An interdisciplinary resource on parentage law for lawyers, litigants, scholars, and anyone with a family.

Equality in Birth Certificates

In Pavan v. Smith, the Supreme Court summarily reversed an opinion of the Arkansas Supreme Court, which had held that the state could deny married women the right to have a spouse listed as a child’s second parent on the birth certificate if the spouse was female rather than male.  The ruling was blatantly inconsistent with Obergefell, which requires that states permit same-sex couples to marry on the same terms and conditions—with access to the same “constellation of benefits”—as opposite-sex couples.  The Supreme Court was right to summarily reverse—as it did in a case last year, V.L. v. E.L, involving Alabama’s unjustifiable refusal to give full faith and credit to adoption decrees that recognized a lesbian co-parent as the legal parent of her partner’s three children.

 

Arkansas law of birth certificates is typical of most states.  Under the applicable code provisions, a married woman must list her husband as the second parent of any child born during the marriage.  This is subject to a very limited exception that allows his name to be omitted if the wife, the husband, and the putative biological father each submit an affidavit denying the husband’s paternity.  Husbands have generally been deemed the legal father of their wives’ offspring, regardless of any biological connection. Studies across many decades suggest that 3-5% of children born to married women are not sired by her husband, thus this rule will usually result in identification of the biological father, but not always.
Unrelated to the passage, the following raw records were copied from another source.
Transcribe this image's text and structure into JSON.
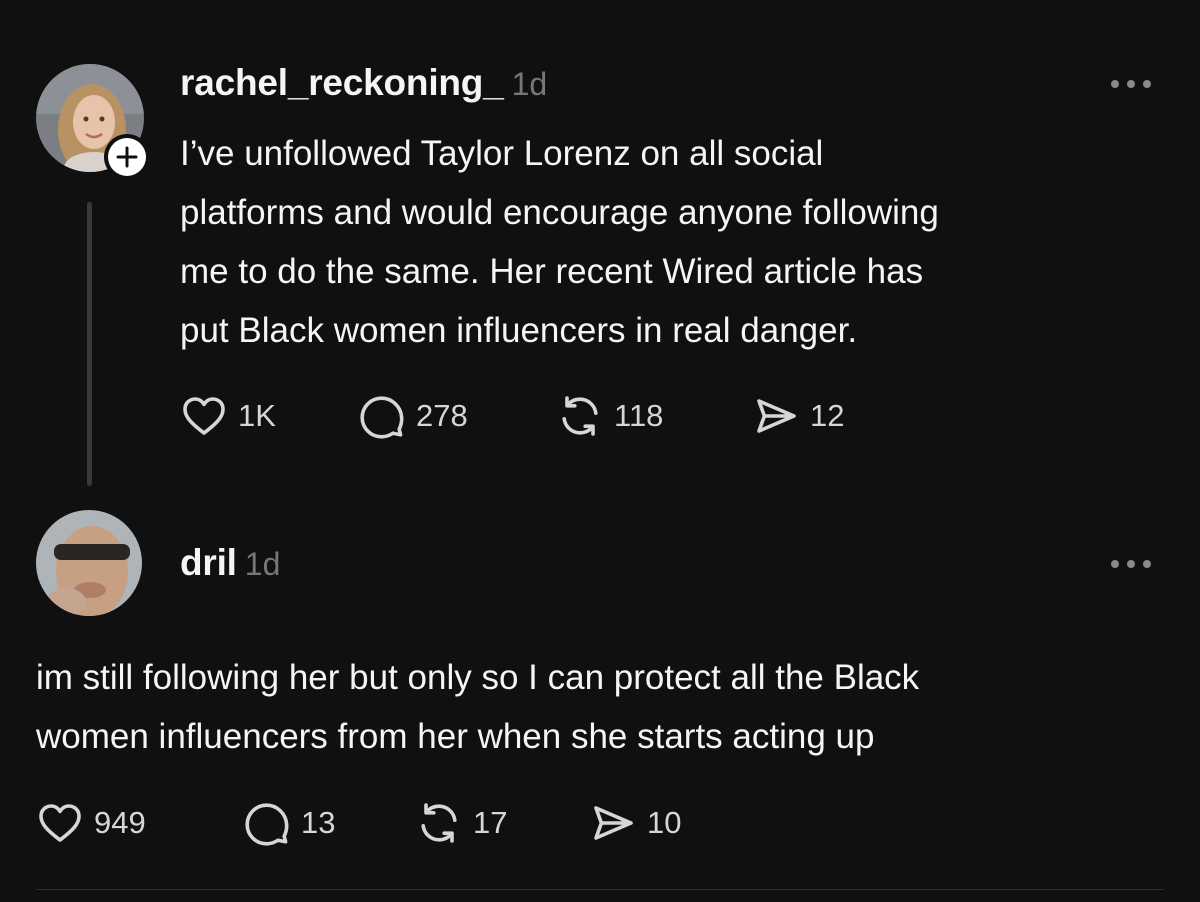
{
  "colors": {
    "background": "#101010",
    "text": "#f3f5f7",
    "muted": "#777777",
    "icon": "#d6d6d6",
    "thread_line": "#3a3a3a"
  },
  "post1": {
    "username": "rachel_reckoning_",
    "time": "1d",
    "avatar_icon": "avatar-photo",
    "follow_icon": "plus-icon",
    "more_icon": "more-horizontal-icon",
    "text": "I’ve unfollowed Taylor Lorenz on all social\nplatforms and would encourage anyone following\nme to do the same. Her recent Wired article has\nput Black women influencers in real danger.",
    "likes": "1K",
    "comments": "278",
    "reposts": "118",
    "shares": "12"
  },
  "post2": {
    "username": "dril",
    "time": "1d",
    "avatar_icon": "avatar-photo",
    "more_icon": "more-horizontal-icon",
    "text": "im still following  her but only so I can protect all the Black\nwomen influencers from her when she starts acting up",
    "likes": "949",
    "comments": "13",
    "reposts": "17",
    "shares": "10"
  }
}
Parentage and Sexism at the Border

For four decades, litigants have been posing the same question to the Supreme Court: Do fathers have the same right as mothers to transmit American citizenship to their children? The Supreme Court has been asked repeatedly over four decades to answer some version of the same question: do fathers have the same right as mothers to pass on American citizenship to their children? The answer has always been “no,” with explanations rooted in the basest type of sexism that the Court decries in other contexts.  But in a recent ruling, in Sessions v. Morales-Santana, the Court said “yes,” although it stopped short of providing a remedy that for the unconstitutional harm it identified.  This case illustrates how the implications of parentage can differ by context—and why recognition of a legal parent-child relationship matters deeply.

Luis Ramón Morales-Santana was born in the Dominican Republic but has lived in the United States since he was 13.  Facing deportation, he asserted U.S. citizenship at birth because his biological father was a U.S. citizen.  Babies born in the U.S. acquire citizenship as a constitutional birthright (jus solid), but those born abroad acquire it from birth only if they have at least one citizen-parent who meets the statutory criteria for transmitting it (jus sanguine).  Luis’s father was an American citizen, and there is no question that he was both a legally acknowledged and functional father; nonetheless, he could not transmit citizenship to his son.  He moved to the Dominican Republic for work just 20 days shy of his nineteenth birthday, but the law at the time required that he be physically present in the U.S. for ten years, five of which had to occur after his fourteenth birthday.   He was in the U.S. for 19 years, but those 20 days would deprive his son, born forty-three years later, of American citizenship.  Had his mother been the American citizen, however, the outcome would have been different.  Although the presence requirements have since been shortened for unwed fathers to five years, only two of which must be after the fourteenth birthday, unwed mothers can transmit citizenship as long as they have been physically present for one year at any time prior to a child’s birth.  (A fuller explanation of the statutory criteria for citizenship-by-descent can be found in a longer piece I’ve written here.)

Split the Baby?

King Solomon of Israel was called upon, in 1 Kings 3:16-28 of the Hebrew Bible, to determine which of two women was the mother of an infant boy.  One woman’s newborn had died and the other woman’s newborn had lived, but both lay claim to the surviving infant.  In his great wisdom, King Solomon raised a sword and offered to split the baby in two, knowing that the child’s true mother would rather give up her child than let him be harmed.  The first woman agreed with the plan, but the second urged the king to “give her the living child, and in no wise slay it.”  Solomon had his answer.

Though courts do not raise swords or threaten to split babies in two, they are frequently called upon to determine questions of parentage, or who are a child’s legal parents.  A legal parent must support the child, but also has the constitutional right to determine almost every aspect of the child’s life. An adult who does not qualify as a legal parent can avoid financial obligations, but also can be shut out completely from the child’s life.  Legal parentage also determines many economic rights. Parentage law can thus make or break a family and deeply affect the life of a child.